The item of my life was talking to any of my friends. I was 5 months pregnant, and it was hard to get a job. And all my friends said that in order to be able to make better money and realize myself as a woman, I should have an abortion. It was a turning point, abruptly something started to concern me and my baby directly. They offered to kill my baby, my small girl! It's like the thunder went through my head... They were long-standing relationships, but at that point, I just ended them. I've lost contact, and I don't regret it.

LL: How do you measure the pro-abortion environment?

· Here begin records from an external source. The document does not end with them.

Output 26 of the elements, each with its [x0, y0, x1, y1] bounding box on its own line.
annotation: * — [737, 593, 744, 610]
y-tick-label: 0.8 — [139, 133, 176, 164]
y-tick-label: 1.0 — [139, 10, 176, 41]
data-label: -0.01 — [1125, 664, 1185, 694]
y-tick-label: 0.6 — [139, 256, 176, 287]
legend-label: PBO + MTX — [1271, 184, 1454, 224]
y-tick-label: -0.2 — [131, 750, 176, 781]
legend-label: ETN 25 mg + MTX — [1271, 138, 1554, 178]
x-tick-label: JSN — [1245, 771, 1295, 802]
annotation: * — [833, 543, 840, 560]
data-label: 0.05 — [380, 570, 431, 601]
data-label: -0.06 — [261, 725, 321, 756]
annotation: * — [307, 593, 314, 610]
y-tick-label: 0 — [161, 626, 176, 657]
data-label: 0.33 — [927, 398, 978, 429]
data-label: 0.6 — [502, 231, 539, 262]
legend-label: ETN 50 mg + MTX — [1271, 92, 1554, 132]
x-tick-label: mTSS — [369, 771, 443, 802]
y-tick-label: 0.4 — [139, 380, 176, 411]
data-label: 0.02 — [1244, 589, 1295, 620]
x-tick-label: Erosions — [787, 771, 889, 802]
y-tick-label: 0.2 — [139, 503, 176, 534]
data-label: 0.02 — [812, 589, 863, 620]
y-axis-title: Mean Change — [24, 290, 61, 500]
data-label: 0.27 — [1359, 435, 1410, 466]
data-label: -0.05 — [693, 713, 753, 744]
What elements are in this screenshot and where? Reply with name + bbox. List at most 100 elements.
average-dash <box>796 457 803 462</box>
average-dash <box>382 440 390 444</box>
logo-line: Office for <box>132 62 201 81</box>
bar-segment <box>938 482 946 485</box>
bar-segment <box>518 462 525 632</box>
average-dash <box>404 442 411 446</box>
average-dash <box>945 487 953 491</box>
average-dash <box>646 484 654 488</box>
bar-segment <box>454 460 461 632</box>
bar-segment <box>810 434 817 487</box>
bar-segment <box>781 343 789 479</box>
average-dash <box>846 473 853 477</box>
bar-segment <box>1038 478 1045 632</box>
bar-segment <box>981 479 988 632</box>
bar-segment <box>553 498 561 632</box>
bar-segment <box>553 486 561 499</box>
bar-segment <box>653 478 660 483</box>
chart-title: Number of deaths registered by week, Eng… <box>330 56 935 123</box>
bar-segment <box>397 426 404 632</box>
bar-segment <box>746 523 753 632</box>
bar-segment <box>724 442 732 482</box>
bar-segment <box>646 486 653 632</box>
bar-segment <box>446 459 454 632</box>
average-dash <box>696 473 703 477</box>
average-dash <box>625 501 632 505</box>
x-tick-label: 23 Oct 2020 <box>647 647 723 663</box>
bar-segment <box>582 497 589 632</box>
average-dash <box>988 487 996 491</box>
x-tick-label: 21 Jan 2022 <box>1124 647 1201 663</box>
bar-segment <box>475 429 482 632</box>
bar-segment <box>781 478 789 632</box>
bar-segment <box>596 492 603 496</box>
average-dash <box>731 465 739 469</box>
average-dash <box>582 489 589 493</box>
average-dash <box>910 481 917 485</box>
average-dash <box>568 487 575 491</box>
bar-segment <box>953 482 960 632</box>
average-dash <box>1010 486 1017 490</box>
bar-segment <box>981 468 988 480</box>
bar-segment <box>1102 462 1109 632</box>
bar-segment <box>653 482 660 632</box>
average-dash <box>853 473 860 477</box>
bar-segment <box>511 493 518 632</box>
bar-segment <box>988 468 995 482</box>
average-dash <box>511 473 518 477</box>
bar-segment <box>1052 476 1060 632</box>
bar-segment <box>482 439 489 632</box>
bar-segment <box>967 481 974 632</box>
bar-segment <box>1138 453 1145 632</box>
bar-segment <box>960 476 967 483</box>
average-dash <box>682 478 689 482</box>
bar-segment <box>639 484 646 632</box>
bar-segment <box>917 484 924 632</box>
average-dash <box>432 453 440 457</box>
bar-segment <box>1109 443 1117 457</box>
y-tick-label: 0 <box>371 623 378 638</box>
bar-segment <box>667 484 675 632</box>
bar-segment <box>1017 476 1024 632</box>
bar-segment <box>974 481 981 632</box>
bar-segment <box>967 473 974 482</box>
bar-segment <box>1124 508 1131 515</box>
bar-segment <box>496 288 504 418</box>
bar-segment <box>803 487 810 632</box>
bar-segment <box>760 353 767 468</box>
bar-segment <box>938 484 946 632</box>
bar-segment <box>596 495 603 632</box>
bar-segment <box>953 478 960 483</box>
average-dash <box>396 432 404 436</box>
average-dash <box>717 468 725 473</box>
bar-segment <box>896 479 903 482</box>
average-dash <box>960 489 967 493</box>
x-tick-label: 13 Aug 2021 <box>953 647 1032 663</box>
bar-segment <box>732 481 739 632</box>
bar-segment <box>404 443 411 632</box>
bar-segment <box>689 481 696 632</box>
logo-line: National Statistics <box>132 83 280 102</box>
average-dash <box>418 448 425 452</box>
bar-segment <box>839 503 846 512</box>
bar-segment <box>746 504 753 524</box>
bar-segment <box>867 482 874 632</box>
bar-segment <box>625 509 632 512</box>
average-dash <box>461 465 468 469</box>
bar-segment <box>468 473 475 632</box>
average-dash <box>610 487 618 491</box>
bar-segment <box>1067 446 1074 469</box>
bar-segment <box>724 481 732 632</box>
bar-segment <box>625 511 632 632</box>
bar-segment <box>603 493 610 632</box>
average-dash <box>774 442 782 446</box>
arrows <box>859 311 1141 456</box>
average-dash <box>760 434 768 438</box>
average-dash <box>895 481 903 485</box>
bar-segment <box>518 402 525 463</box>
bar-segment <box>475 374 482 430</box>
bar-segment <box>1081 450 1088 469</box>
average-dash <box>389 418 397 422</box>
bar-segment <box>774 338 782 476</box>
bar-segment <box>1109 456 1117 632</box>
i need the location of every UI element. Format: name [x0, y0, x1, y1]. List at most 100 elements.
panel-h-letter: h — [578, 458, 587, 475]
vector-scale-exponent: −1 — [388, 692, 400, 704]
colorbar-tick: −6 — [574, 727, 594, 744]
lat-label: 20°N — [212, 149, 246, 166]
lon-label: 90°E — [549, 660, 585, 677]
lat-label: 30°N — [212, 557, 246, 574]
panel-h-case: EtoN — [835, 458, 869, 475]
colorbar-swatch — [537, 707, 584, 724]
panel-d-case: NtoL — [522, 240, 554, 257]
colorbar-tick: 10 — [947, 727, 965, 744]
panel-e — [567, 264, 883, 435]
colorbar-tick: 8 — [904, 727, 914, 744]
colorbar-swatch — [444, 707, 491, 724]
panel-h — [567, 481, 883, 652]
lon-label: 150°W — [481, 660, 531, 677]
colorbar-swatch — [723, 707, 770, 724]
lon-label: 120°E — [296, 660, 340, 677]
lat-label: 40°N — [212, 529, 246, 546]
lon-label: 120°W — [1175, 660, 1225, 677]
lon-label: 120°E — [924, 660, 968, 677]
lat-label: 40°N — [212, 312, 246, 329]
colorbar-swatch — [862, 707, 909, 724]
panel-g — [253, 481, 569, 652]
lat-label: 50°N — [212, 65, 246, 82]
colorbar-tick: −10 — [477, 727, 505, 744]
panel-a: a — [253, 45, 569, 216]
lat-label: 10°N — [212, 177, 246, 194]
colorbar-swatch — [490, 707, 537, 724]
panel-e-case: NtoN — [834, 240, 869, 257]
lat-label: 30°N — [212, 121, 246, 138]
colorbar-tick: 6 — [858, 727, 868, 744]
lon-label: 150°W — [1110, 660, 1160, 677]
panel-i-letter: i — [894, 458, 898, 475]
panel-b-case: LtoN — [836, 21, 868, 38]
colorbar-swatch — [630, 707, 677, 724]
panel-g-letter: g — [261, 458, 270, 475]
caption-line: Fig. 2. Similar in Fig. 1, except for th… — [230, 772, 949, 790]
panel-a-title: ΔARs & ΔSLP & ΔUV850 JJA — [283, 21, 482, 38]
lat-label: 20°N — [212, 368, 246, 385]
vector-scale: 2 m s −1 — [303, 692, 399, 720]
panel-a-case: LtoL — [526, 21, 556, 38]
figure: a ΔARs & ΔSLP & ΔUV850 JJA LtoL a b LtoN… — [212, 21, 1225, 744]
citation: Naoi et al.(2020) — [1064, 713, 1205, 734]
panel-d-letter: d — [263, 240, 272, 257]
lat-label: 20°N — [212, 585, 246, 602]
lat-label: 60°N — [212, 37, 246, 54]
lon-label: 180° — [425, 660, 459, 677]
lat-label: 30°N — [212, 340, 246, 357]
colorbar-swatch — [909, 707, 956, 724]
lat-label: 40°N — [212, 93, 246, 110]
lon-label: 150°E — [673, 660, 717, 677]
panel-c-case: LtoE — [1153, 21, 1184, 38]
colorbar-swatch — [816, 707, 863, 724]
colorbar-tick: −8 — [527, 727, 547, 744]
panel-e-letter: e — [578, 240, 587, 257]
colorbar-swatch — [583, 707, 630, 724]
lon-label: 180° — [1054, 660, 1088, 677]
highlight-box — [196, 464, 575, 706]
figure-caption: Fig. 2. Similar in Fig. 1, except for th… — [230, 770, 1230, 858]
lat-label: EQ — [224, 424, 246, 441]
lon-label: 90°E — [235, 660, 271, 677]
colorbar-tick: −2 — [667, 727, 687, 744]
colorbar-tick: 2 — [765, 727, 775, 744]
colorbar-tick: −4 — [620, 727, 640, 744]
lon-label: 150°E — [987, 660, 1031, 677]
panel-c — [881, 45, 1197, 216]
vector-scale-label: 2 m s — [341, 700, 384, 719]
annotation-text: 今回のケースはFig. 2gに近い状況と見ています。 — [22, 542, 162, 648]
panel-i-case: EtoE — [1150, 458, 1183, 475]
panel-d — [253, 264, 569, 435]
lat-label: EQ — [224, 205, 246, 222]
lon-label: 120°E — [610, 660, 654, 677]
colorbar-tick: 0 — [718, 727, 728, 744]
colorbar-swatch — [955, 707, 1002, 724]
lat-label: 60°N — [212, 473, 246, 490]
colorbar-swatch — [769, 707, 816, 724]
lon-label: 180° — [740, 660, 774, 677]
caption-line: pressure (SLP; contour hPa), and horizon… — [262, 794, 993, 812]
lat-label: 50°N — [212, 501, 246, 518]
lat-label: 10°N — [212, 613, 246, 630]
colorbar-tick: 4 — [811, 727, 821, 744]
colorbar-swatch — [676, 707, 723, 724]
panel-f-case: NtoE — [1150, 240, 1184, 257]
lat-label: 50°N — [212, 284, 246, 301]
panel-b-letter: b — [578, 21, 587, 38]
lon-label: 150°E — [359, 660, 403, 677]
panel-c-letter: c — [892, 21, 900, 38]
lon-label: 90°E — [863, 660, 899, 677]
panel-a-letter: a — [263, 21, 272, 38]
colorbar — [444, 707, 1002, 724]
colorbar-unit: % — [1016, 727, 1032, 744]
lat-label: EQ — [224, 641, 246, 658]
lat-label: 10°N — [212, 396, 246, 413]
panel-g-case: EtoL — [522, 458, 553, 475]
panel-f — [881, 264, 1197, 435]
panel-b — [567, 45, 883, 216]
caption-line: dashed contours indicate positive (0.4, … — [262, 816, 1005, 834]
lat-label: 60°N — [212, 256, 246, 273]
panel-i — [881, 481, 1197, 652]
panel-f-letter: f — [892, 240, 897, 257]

"J": These are mainly groups of women with very low satisfaction with life and very pessimistic women, anti-anti-life, anti-natalist. Women who very easy cross people off learned that at a teenage age and did not grow out of it. They frequently despise men for deficiency of fatherly authority. They don't always say sharp words, but being in this environment feels like you can stick to anything in the behaviour of men. Today, there has been specified a level of absurdity that looking at them is already harassment, and good gestures from men (although beginning the door) are assault. These women are kind of addicted to this militant attitude. Being a feminist, you conflict with reality all the time, you find something to improve at all step and effort to do it aggressively and absolutely uncompromisingly. If anyone has different views, it is an insult to majesty, sexism, homophobia and transphobia. For them, the fight never ends, all day they wake up with a militant attitude towards all those with different views, convinced that they are all plotting against them and they must fight, fight, fight. It's a life-sucking force of rage on the world. erstwhile I was in these groups, I was always tense, couldn't breathe a full breast. I felt subconsciously that I was doing it against myself and against the feminine nature, which is gentler and calmer. And he doesn't want to kill. Fighting for women's rights, I forgot about human rights.

LL: Finally, what would you like to tell young girls to keep them from what you've been through?

“J”: Teenage rebellion is understandable, but it is worth considering what a turning distant from the values that the household has given us. Isn't that a resignation from what's been my luck so far? Can't I truly find the support I've received so far in the family? Is it worth giving it all up after 1 bad advice from someone? Does speaking against household values give you a thrill? Think about why. What do you like about it, too the applause of your friends? Is that any benefit to you? Feminism is truly a fierce, hateful fight. Are you ready for this? If you feel lonely and misunderstood, think about whether it is worth visiting a specialist or just talking to individual you trust. effort looking for aid if you request aid and remember that a group of friends are not intellectual wellness professionals. You haven't lived in a cult so far, but in a family, in a community that cares about your welfare, your happiness, your love. And if you're gone, you can always go back to your roots. actual friends will support you.